Su vivencia interior gira en torno a la entrega total a Dios y a sus hermanos de comunidad. Por ello no es de extrañar que deseara fervorosamente participar de la Cruz en la que Jesús nos amó hasta el extremo, y de la Eucaristía, en la que hacemos memorial de su muerte y resurrección.

Como consecuencia de su entrega a Dios, destacó por su gran humildad y por su profunda e intensa oración. Todo esto lo refleja en sus escritos, que destacan por su belleza, sencillez y espontaneidad. Son unos textos místicos de gran valor. El 31 de enero de 1938, tres meses antes de morir, escribió lo siguiente en el monasterio:

«Dios mío…, Dios mío, enséñame a amar tu Cruz. Enséñame a amar la absoluta soledad de todo y de todos. Comprendo, Señor, que es así como me quieres, que es así de la única manera que puedes doblegar a Ti este corazón tan lleno de mundo y tan ocupado en vanidades.

Así, en la soledad en que me pones, me enseñarás la vanidad de todo, me hablarás Tú solo al corazón y mi alma se regocijará en Ti.

Pero sufro mucho, Señor…, cuando la tentación aprieta y Tú te escondes… ¡cómo pesan mis angustias!…

¡Silencio pides!… Señor, silencio te ofrezco.

¡Vida oculta!… Señor, sea la Trapa mi escondrijo.

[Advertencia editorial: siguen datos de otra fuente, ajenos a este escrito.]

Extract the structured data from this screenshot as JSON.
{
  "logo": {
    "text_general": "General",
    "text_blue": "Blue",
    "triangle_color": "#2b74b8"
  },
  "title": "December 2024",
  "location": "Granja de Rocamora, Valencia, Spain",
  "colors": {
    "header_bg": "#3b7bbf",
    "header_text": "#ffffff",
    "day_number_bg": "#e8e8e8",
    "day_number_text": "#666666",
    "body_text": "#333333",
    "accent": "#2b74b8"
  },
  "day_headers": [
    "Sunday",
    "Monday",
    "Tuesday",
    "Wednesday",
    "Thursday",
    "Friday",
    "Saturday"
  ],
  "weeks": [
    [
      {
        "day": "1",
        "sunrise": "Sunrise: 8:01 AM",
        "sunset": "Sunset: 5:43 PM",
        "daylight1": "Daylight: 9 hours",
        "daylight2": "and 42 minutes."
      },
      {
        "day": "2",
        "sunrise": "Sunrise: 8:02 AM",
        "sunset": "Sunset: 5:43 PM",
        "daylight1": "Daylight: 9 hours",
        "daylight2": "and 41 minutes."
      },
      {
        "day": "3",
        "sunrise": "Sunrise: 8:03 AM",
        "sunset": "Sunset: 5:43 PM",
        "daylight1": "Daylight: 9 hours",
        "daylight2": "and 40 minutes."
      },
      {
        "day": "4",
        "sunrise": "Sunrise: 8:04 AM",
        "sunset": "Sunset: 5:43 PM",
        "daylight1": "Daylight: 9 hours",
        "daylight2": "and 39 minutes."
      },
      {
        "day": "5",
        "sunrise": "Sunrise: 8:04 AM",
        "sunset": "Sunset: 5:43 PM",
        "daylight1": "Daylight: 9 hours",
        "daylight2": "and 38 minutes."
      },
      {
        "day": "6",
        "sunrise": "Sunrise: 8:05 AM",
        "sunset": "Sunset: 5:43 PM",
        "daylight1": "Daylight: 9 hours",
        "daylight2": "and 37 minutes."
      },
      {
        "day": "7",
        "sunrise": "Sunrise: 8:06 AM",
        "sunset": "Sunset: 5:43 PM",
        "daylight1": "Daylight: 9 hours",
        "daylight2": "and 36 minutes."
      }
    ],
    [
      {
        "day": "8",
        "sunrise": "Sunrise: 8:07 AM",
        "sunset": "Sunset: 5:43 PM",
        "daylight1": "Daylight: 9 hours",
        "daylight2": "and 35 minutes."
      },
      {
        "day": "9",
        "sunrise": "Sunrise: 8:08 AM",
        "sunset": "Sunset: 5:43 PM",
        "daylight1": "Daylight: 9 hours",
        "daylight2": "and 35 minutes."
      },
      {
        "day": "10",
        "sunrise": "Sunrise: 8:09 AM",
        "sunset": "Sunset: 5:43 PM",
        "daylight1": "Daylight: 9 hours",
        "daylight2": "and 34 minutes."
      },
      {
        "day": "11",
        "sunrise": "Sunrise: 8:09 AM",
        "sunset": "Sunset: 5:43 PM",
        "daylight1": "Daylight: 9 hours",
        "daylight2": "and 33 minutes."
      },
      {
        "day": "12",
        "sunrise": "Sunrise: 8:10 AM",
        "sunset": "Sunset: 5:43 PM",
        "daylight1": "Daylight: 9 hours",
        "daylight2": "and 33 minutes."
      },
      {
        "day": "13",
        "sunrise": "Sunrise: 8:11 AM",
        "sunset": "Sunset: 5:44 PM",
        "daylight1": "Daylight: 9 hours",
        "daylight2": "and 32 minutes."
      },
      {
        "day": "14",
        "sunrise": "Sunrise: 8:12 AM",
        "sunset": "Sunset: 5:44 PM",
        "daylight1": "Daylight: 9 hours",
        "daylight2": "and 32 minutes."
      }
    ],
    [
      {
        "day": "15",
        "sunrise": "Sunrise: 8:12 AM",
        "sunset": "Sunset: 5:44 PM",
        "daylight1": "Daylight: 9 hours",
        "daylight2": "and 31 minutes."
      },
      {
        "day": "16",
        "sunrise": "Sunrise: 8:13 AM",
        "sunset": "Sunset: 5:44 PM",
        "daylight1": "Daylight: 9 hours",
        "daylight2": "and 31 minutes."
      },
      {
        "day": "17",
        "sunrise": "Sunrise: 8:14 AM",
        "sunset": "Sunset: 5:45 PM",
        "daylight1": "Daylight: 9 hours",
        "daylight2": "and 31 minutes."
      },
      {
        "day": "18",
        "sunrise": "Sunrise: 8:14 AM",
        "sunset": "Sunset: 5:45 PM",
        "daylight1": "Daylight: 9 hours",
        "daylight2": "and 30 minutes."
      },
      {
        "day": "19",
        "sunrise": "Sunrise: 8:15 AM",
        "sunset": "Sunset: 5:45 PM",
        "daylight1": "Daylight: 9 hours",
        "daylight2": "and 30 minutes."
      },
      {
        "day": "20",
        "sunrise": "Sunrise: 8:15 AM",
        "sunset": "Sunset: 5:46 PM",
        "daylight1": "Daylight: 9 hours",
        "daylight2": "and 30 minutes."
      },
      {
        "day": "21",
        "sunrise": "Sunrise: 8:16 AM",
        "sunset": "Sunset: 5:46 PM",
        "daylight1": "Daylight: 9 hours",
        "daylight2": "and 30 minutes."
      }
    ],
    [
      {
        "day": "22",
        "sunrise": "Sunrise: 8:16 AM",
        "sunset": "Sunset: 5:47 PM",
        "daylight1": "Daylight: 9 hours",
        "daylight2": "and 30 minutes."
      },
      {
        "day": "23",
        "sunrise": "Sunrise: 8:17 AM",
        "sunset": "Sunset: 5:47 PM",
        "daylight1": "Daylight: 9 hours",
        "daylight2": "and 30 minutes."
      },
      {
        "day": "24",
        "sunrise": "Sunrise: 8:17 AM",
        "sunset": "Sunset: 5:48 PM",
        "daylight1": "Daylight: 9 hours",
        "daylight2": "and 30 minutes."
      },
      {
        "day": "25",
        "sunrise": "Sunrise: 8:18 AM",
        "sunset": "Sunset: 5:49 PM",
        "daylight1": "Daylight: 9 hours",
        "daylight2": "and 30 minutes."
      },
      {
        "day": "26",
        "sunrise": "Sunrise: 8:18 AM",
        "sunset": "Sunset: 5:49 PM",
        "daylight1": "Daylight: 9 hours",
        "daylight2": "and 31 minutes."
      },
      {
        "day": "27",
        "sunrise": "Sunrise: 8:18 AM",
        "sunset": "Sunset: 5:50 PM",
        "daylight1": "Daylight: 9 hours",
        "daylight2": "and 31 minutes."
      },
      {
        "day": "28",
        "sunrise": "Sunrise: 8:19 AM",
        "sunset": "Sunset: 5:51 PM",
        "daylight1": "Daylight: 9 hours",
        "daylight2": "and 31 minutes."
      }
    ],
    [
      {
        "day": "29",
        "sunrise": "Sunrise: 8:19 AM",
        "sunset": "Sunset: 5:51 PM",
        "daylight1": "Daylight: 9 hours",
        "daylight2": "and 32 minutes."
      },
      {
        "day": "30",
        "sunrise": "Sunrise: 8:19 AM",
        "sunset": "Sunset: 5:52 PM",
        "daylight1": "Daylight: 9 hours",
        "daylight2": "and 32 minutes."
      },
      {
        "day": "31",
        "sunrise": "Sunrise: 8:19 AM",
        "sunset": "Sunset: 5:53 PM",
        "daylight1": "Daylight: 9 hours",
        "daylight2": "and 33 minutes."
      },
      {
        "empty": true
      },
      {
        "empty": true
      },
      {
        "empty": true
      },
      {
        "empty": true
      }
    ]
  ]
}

¡Sacrificio!… Señor, ¿qué te diré?, todo por Ti lo di.

¡Renuncia!… Mi voluntad es tuya, Señor.

¿Qué queréis, Señor, de mí?...».

¿Quién fue Thomas Merton y cuál fue su contribución a la espiritualidad?

Su padre era neozelandés y su madre, que murió cuando él tenía seis años, estadounidense. Debido al trabajo de su padre, cambió su residencia varias veces, de tal forma que nació en Francia y después vivió en las Bermudas, Estados Unidos e Inglaterra, donde estudió en la Universidad de Cambridge y siguió sus estudios en Nueva York –en la Universidad de Columbia– alcanzando el doctorado.

Con 23 años se convirtió al catolicismo, y tras cuatro años dando clases, decidió ingresar en el monasterio cisterciense de Nuestra Señora de Getsemaní en Kentucky. En 1949 se ordenó sacerdote. Tras una vida dedicada al estudio de la espiritualidad y a trabajar por el diálogo religioso, la igualdad racial y el pacifismo, falleció con 53 años en Bangkok, donde asistía a un encuentro entre cristianos y budistas.

Dejó treinta libros y muchos artículos y poemas. Su obra más difundida es su autobiografía: La montaña de los siete círculos (1948). En la actualidad su pensamiento es muy estudiado. A nivel intelectual, hizo un gran esfuerzo por recuperar la tradición espiritual cristiana y actualizarla, abriéndola al pensamiento contemporáneo y al diálogo interreligioso, con el fin de hacerla creíble, asequible y realmente útil a las personas. A nivel místico, Merton era un buscador del apofatismo, es decir, del vaciamiento.

Sus maestros preferidos eran el Maestro Eckhart, Juliana de Norwich y san Juan de la Cruz. Pero también supo enriquecerse con el pensamiento de Paul Tillich, el existencialismo y el budismo. Ante el individualismo que ya hacía mella en la sociedad occidental de su época, Merton trató de recuperar a la persona humana haciendo ver que todos y cada uno de nosotros somos imagen de Dios: ese es nuestro «verdadero ser».